News

Exorealismo | Segunda Individual de Arnaldo Dias Baptista

“Exorealismo” é a segunda individual do artista e músico na galeria, desta vez com curadoria de Marcio Harum. A seleção de obras parte da noção de que a produção do Arnaldo nas artes plásticas está profundamente calcada na música. “O artista vem trabalhando em uma espécie de tentativa de materializar o som plasticamente. São pinturas e desenhos em que Arnaldo propõe que a invisibilidade do som seja representada bidimensionalmente. A partir da utilização de cores e formas em suas colagens, objetos e assemblages, desenvolve subcategorias ressaltando a lisergia dos anos 60, bem como o desbunde visual dos anos 70”, explica o curador Marcio Harum.

Além destes trabalhos, há uma série de obras que podem ser associadas aos emoticons, signos e símbolos de comunicação e de meios de mensagem rápida. “O contexto histórico em que Arnaldo se desenvolveu é inerente à sua produção, reativando e revivendo o psicodelismo nos dias de hoje.

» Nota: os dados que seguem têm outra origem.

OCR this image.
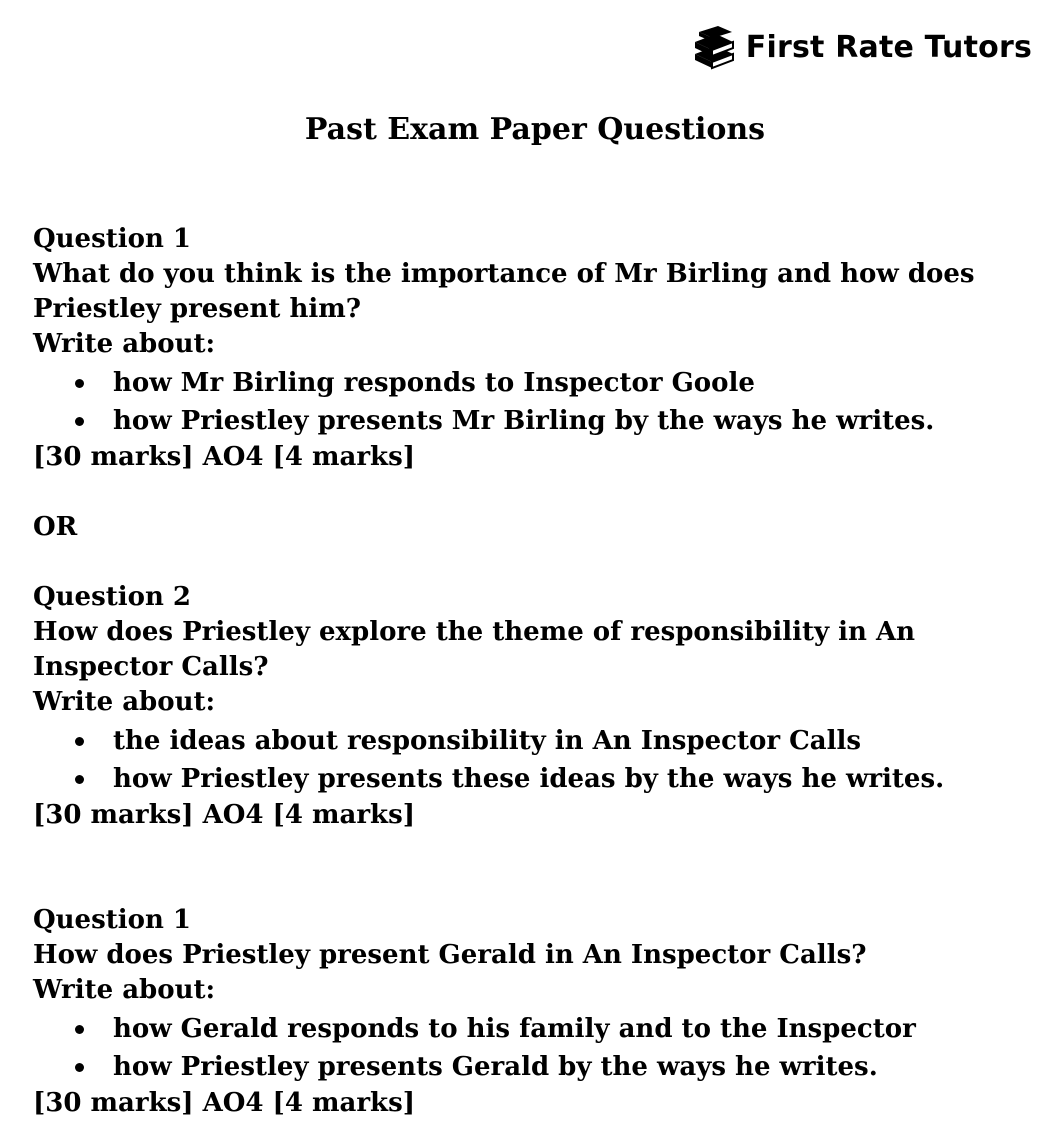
First Rate Tutors
Past Exam Paper Questions

Question 1

What do you think is the importance of Mr Birling and how does Priestley present him?

Write about:

how Mr Birling responds to Inspector Goole
how Priestley presents Mr Birling by the ways he writes.

[30 marks] AO4 [4 marks]

OR

Question 2

How does Priestley explore the theme of responsibility in An Inspector Calls?

Write about:

the ideas about responsibility in An Inspector Calls
how Priestley presents these ideas by the ways he writes.

[30 marks] AO4 [4 marks]

Question 1

How does Priestley present Gerald in An Inspector Calls?

Write about:

how Gerald responds to his family and to the Inspector
how Priestley presents Gerald by the ways he writes.

[30 marks] AO4 [4 marks]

Há obras realizadas em suportes como bumbos, guitarras etc, além da utilização de palavras como valvulados, holofônicos, energia, ondas senóides. A partir deste entendimento – o homem em seu espaço multidimensional – o arquiteto Buckminster Fuller é uma das grandes referencias para o artista quando idealiza o palco ideal para a apresentação de suas ideias”, contextualiza Marcio.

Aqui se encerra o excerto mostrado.